Chairman of the Scottish Conservative Party
- Incumbent
- Assumed office 16 November 2024
- Leader: Russell Findlay

Personal details
- Born: August 29, 1953 (age 73) Aldershot, England
- Party: Scottish Conservative

= Alasdair Locke =

British businessman (born 1953)

Alasdair James Dougall Locke (born 29 August 1953) is a British businessman and political donor. He is the former chairman of the Scottish oil services company Abbot Group, which has rigs in Africa (Libya), the North Sea, Sakhalin Island, and other areas, and the chairman of First Property Group. He was awarded Scotland Overall and Master Entrepreneur Of The Year in 1999, and received the International Business Achievement Award from the Scottish Business Achievement Award Trust in 2007.

==Business career==
Locke holds a degree in history and economics from the University of Oxford.

His career started in investment banking with Citigroup in 1974, where he specialised in shipping and oil.

Locke stepped down as executive chairman of Abbot Group in November 2009. He reportedly had interest in both development and the insurance sector, which he said he would maintain.

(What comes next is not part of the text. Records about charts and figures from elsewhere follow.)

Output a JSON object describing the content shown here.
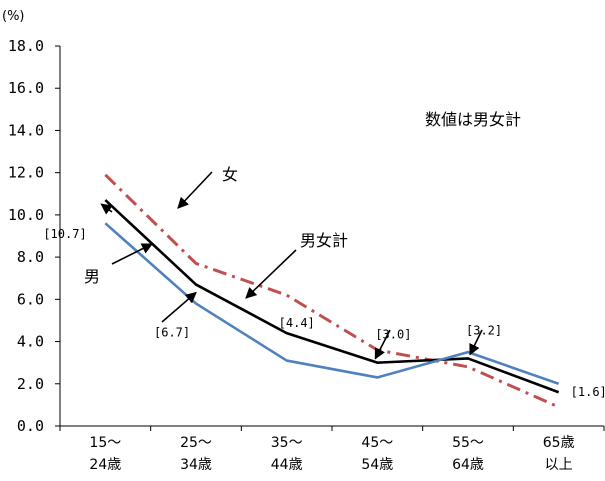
{
  "chart_data": {
    "type": "line",
    "unit_label": "(%)",
    "note": "数値は男女計",
    "categories": [
      [
        "15～",
        "24歳"
      ],
      [
        "25～",
        "34歳"
      ],
      [
        "35～",
        "44歳"
      ],
      [
        "45～",
        "54歳"
      ],
      [
        "55～",
        "64歳"
      ],
      [
        "65歳",
        "以上"
      ]
    ],
    "ylim": [
      0,
      18
    ],
    "yticks": [
      "0.0",
      "2.0",
      "4.0",
      "6.0",
      "8.0",
      "10.0",
      "12.0",
      "14.0",
      "16.0",
      "18.0"
    ],
    "grid": false,
    "series": [
      {
        "name": "女",
        "values": [
          11.9,
          7.7,
          6.2,
          3.6,
          2.8,
          0.9
        ],
        "color": "#C0504D",
        "style": "dash-dot"
      },
      {
        "name": "男女計",
        "values": [
          10.7,
          6.7,
          4.4,
          3.0,
          3.2,
          1.6
        ],
        "color": "#000000",
        "style": "solid"
      },
      {
        "name": "男",
        "values": [
          9.6,
          5.8,
          3.1,
          2.3,
          3.5,
          2.0
        ],
        "color": "#4F81BD",
        "style": "solid"
      }
    ],
    "data_labels": [
      {
        "series": "男女計",
        "index": 0,
        "text": "[10.7]"
      },
      {
        "series": "男女計",
        "index": 1,
        "text": "[6.7]"
      },
      {
        "series": "男女計",
        "index": 2,
        "text": "[4.4]"
      },
      {
        "series": "男女計",
        "index": 3,
        "text": "[3.0]"
      },
      {
        "series": "男女計",
        "index": 4,
        "text": "[3.2]"
      },
      {
        "series": "男女計",
        "index": 5,
        "text": "[1.6]"
      }
    ]
  }
}
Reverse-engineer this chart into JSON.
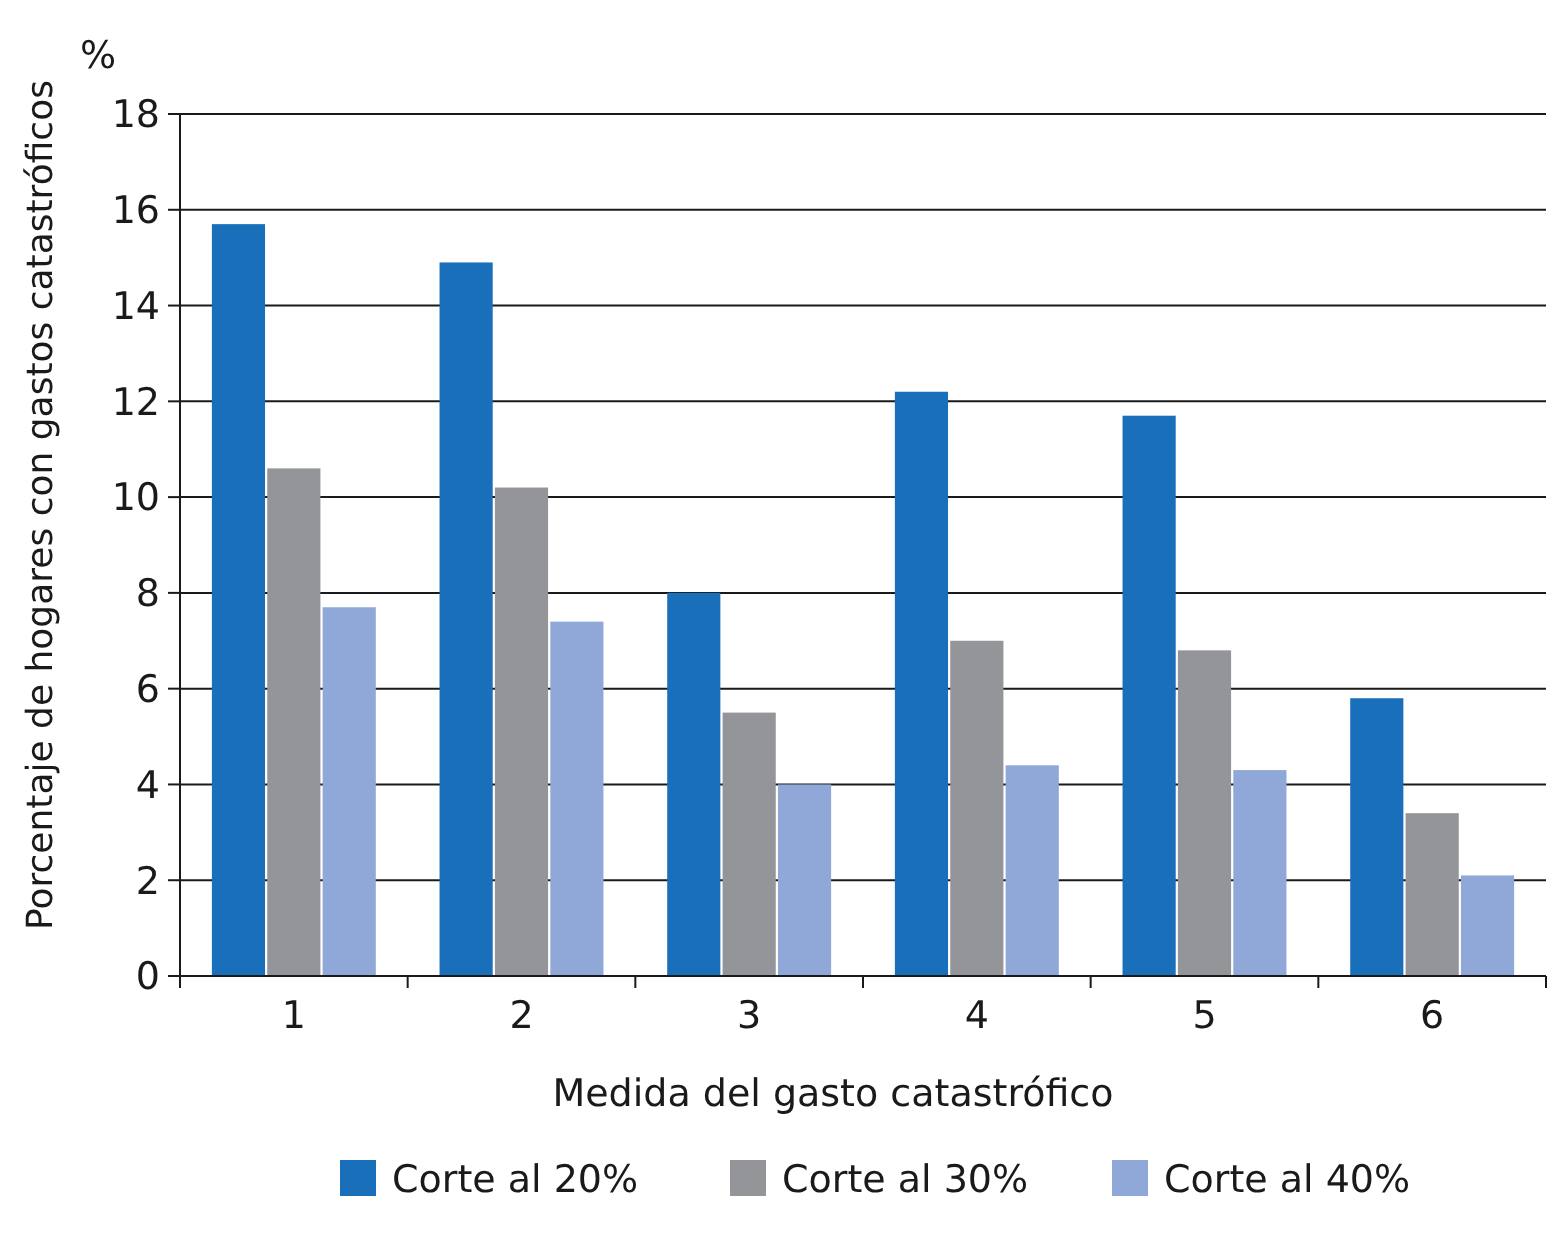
{
  "chart_data": {
    "type": "bar",
    "xlabel": "Medida del gasto catastrófico",
    "ylabel": "Porcentaje de hogares con gastos catastróficos",
    "annotations": [
      "%"
    ],
    "categories": [
      "1",
      "2",
      "3",
      "4",
      "5",
      "6"
    ],
    "series": [
      {
        "name": "Corte al 20%",
        "color": "#1a6fba",
        "values": [
          15.7,
          14.9,
          8.0,
          12.2,
          11.7,
          5.8
        ]
      },
      {
        "name": "Corte al 30%",
        "color": "#939598",
        "values": [
          10.6,
          10.2,
          5.5,
          7.0,
          6.8,
          3.4
        ]
      },
      {
        "name": "Corte al 40%",
        "color": "#8fa8d8",
        "values": [
          7.7,
          7.4,
          4.0,
          4.4,
          4.3,
          2.1
        ]
      }
    ],
    "ylim": [
      0,
      18
    ],
    "yticks": [
      0,
      2,
      4,
      6,
      8,
      10,
      12,
      14,
      16,
      18
    ],
    "grid": "y",
    "legend": "bottom"
  }
}
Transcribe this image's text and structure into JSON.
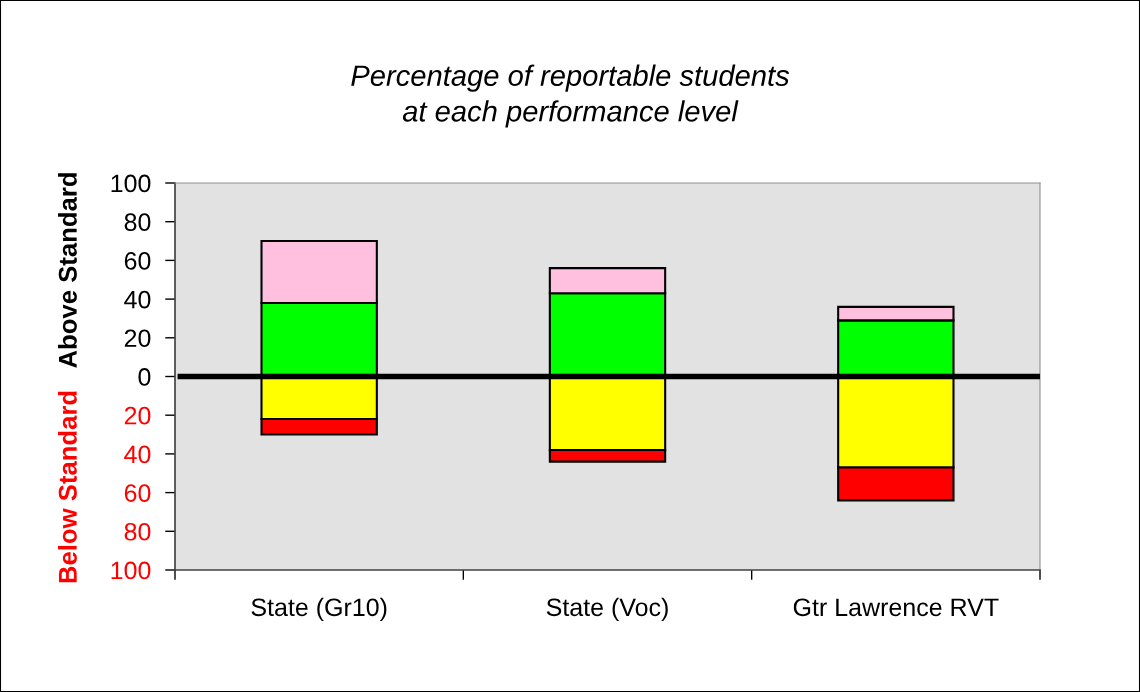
{
  "chart_data": {
    "type": "bar",
    "stacked": true,
    "title": "Percentage of reportable students\nat each performance level",
    "ylabel": "Above Standard",
    "annotations": [
      "Below Standard"
    ],
    "categories": [
      "State (Gr10)",
      "State (Voc)",
      "Gtr Lawrence RVT"
    ],
    "series": [
      {
        "color": "#00ff00",
        "values": [
          38,
          43,
          29
        ]
      },
      {
        "color": "#ffc0e0",
        "values": [
          32,
          13,
          7
        ]
      },
      {
        "color": "#ffff00",
        "values": [
          -22,
          -38,
          -47
        ]
      },
      {
        "color": "#ff0000",
        "values": [
          -8,
          -6,
          -17
        ]
      }
    ],
    "ylim": [
      -100,
      100
    ],
    "yticks": [
      {
        "value": -100,
        "label": "100"
      },
      {
        "value": -80,
        "label": "80"
      },
      {
        "value": -60,
        "label": "60"
      },
      {
        "value": -40,
        "label": "40"
      },
      {
        "value": -20,
        "label": "20"
      },
      0,
      20,
      40,
      60,
      80,
      100
    ],
    "ref_lines": [
      {
        "axis": "y",
        "value": 0,
        "color": "#000000"
      }
    ],
    "grid": false,
    "legend": false
  }
}
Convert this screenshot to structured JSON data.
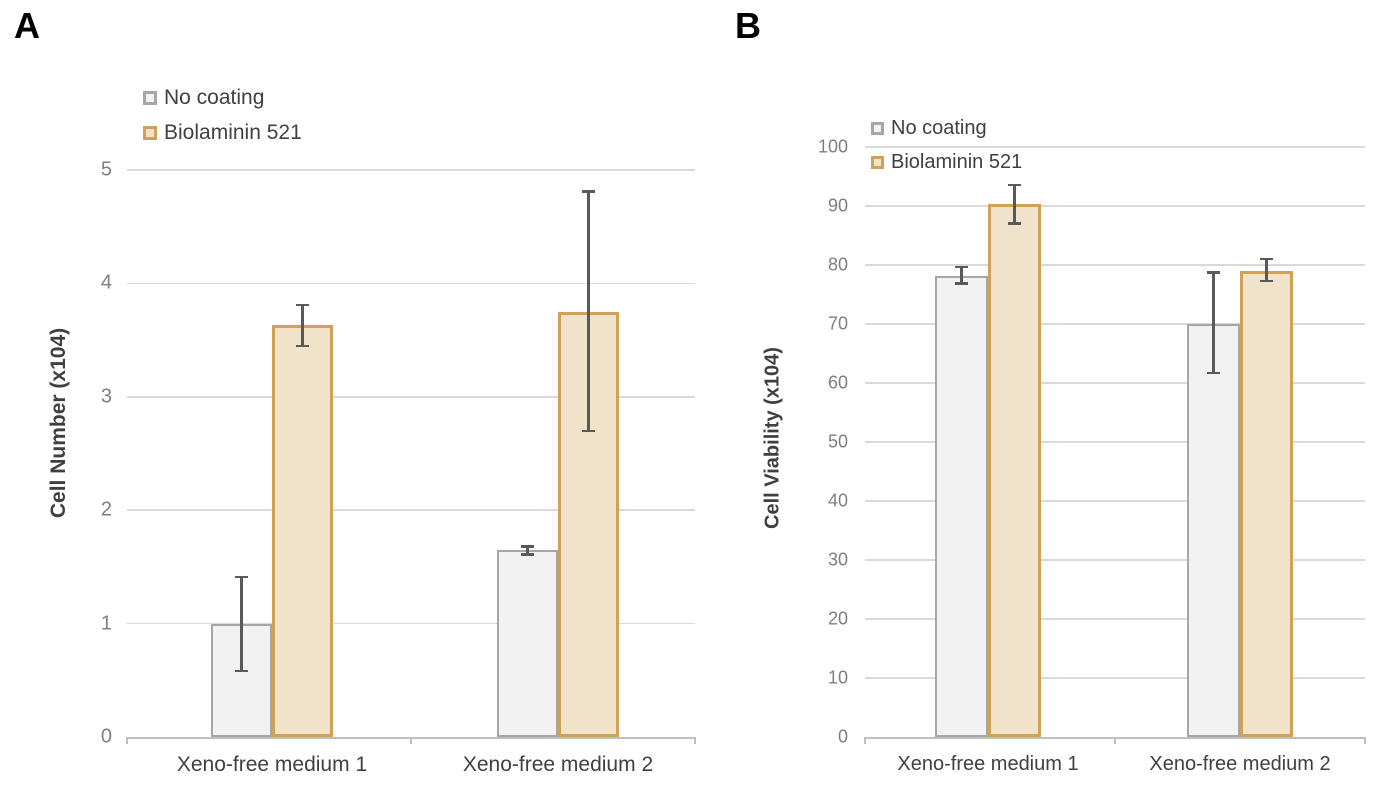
{
  "page": {
    "background": "#ffffff"
  },
  "panels": [
    {
      "letter": "A"
    },
    {
      "letter": "B"
    }
  ],
  "colors": {
    "error_bar": "#595959",
    "gridline": "#d9d9d9",
    "axis_line": "#bfbfbf",
    "tick_label": "#7f7f7f",
    "category_label": "#404040",
    "axis_title": "#3f3f3f",
    "no_coating_fill": "#f2f2f2",
    "no_coating_border": "#a6a6a6",
    "biolaminin_fill": "#f0e3c9",
    "biolaminin_border": "#d0a258"
  },
  "chart_data": [
    {
      "type": "bar",
      "panel": "A",
      "title": "",
      "xlabel": "",
      "ylabel": "Cell Number (x104)",
      "categories": [
        "Xeno-free medium 1",
        "Xeno-free medium 2"
      ],
      "series": [
        {
          "name": "No coating",
          "values": [
            1.0,
            1.65
          ],
          "error_ranges": [
            [
              0.58,
              1.41
            ],
            [
              1.61,
              1.68
            ]
          ],
          "fill": "#f2f2f2",
          "border": "#a6a6a6"
        },
        {
          "name": "Biolaminin 521",
          "values": [
            3.63,
            3.75
          ],
          "error_ranges": [
            [
              3.45,
              3.81
            ],
            [
              2.7,
              4.81
            ]
          ],
          "fill": "#f0e3c9",
          "border": "#d0a258"
        }
      ],
      "ylim": [
        0,
        5
      ],
      "ytick_step": 1,
      "grid": true,
      "legend_position": "top-left-inside"
    },
    {
      "type": "bar",
      "panel": "B",
      "title": "",
      "xlabel": "",
      "ylabel": "Cell Viability (x104)",
      "categories": [
        "Xeno-free medium 1",
        "Xeno-free medium 2"
      ],
      "series": [
        {
          "name": "No coating",
          "values": [
            78.2,
            70.0
          ],
          "error_ranges": [
            [
              76.9,
              79.7
            ],
            [
              61.7,
              78.7
            ]
          ],
          "fill": "#f2f2f2",
          "border": "#a6a6a6"
        },
        {
          "name": "Biolaminin 521",
          "values": [
            90.4,
            79.0
          ],
          "error_ranges": [
            [
              87.0,
              93.6
            ],
            [
              77.3,
              81.0
            ]
          ],
          "fill": "#f0e3c9",
          "border": "#d0a258"
        }
      ],
      "ylim": [
        0,
        100
      ],
      "ytick_step": 10,
      "grid": true,
      "legend_position": "top-left-inside"
    }
  ]
}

In 2019, Locke and his stepson Alex Christou co-founded Glenrinnes Distillery, which is located in Glenrinnes, Scotland. In July 2019, Locke and his stepson introduced Organic Speyside Vodka and Organic Speyside Gin, backed by an investment of £4 million. Locke sits as non-executive chairman of First Property Group, a commercial property investment company.
===Political activity===
He was a donor to the leadership campaign of Russell Findlay. He became chairman of the Scottish Conservative Party in November 2024.